US trade war & India
The US has long been a cornerstone of India’s trade network, but the relationship has entered a more challenging phase with the recent escalation in tariffs. Effective from August 27, the US President would impose an additional bilateral tariff of 25 per cent on India, citing India’s continued imports of crude oil from Russia. This raises the cumulative bilateral tariff rate on India to 50 per cent — the highest globally alongside Brazil — and well above the range applied to other major Asian economies, such as Japan and South Korea (15 per cent) or China (30 per cent). The 50 per cent tariff rate is over and above the Most Favoured Nation (MFN) tariff which the US imposed on Indian imports at a product-level.
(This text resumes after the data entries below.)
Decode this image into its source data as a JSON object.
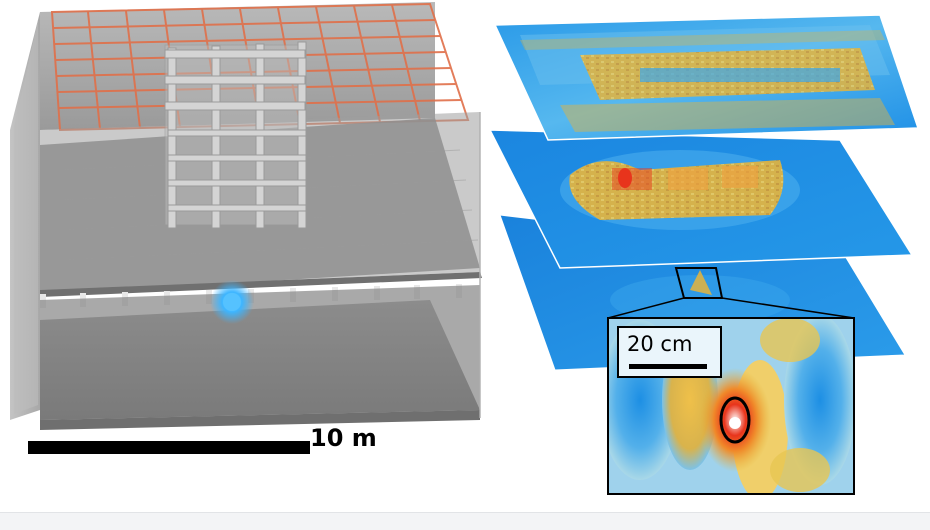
{
  "labels": {
    "building_scale": "10 m",
    "inset_scale": "20 cm"
  },
  "colors": {
    "building_gray": "#8e8e8e",
    "grid_orange": "#e0704a",
    "source_blue": "#3db5ff",
    "field_blue": "#1e8fe6",
    "field_yellow": "#e6b43a",
    "hotspot_red": "#e8341c"
  },
  "icons": {
    "source": "glowing-sphere-icon",
    "focus": "target-ellipse-icon"
  }
}
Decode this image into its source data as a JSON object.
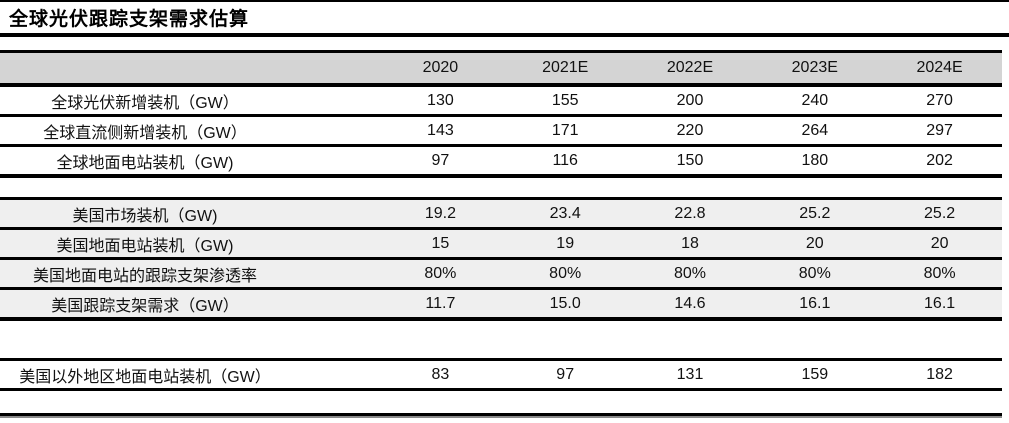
{
  "title": "全球光伏跟踪支架需求估算",
  "table": {
    "columns": [
      "2020",
      "2021E",
      "2022E",
      "2023E",
      "2024E"
    ],
    "rows": [
      {
        "label": "全球光伏新增装机（GW）",
        "values": [
          "130",
          "155",
          "200",
          "240",
          "270"
        ]
      },
      {
        "label": "全球直流侧新增装机（GW）",
        "values": [
          "143",
          "171",
          "220",
          "264",
          "297"
        ]
      },
      {
        "label": "全球地面电站装机（GW)",
        "values": [
          "97",
          "116",
          "150",
          "180",
          "202"
        ]
      },
      {
        "label": "美国市场装机（GW)",
        "values": [
          "19.2",
          "23.4",
          "22.8",
          "25.2",
          "25.2"
        ]
      },
      {
        "label": "美国地面电站装机（GW)",
        "values": [
          "15",
          "19",
          "18",
          "20",
          "20"
        ]
      },
      {
        "label": "美国地面电站的跟踪支架渗透率",
        "values": [
          "80%",
          "80%",
          "80%",
          "80%",
          "80%"
        ]
      },
      {
        "label": "美国跟踪支架需求（GW）",
        "values": [
          "11.7",
          "15.0",
          "14.6",
          "16.1",
          "16.1"
        ]
      },
      {
        "label": "美国以外地区地面电站装机（GW）",
        "values": [
          "83",
          "97",
          "131",
          "159",
          "182"
        ]
      }
    ]
  },
  "colors": {
    "header_bg": "#d4d4d4",
    "us_section_bg": "#efefef",
    "rule": "#000000",
    "text": "#111111"
  }
}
Why India-US trade matters
India’s trade ties with the US have deepened steadily over the past decade, with total merchandise trade (exports and imports) reaching $132 billion in FY25 — more than double the level in FY15. On average, the US accounted for nearly 18 per cent of India’s total exports between FY22 and FY25, up from 15.7 per cent in FY17–FY19, NSE’s monthly report suggested. As a proportion of GDP, however, exports to the US remain modest at 2.2 per cent in FY25, a level that has held within a narrow range of 1.1–2.5 per cent for the past three decades.
The composition of trade is also skewed towards non-petroleum products, which form about 94 per cent of India’s exports to the US, although petroleum shipments have grown from negligible levels at the start of the century to a modest average share 6.5 per cent during the last three years, NSE’s Market Pulse suggested.
India’s total merchandise exports in the recent quarters have been weak and posted a mild growth of 1.7 per cent YoY and a sequential contraction of 2.8 per cent QoQ in Q1FY26. However, exports to the US remained robust, averaging around $26 billion in the March-June 2025 quarter against $20.8 billion in the corresponding period last year), with a significant 35 per cent QoQ growth recorded in the quarter ending 2025.
This strength reflects substantial front-loading in March, though sustaining this momentum appears uncertain amid the 50% tariff rate and the evolving trajectory of bilateral trade negotiations.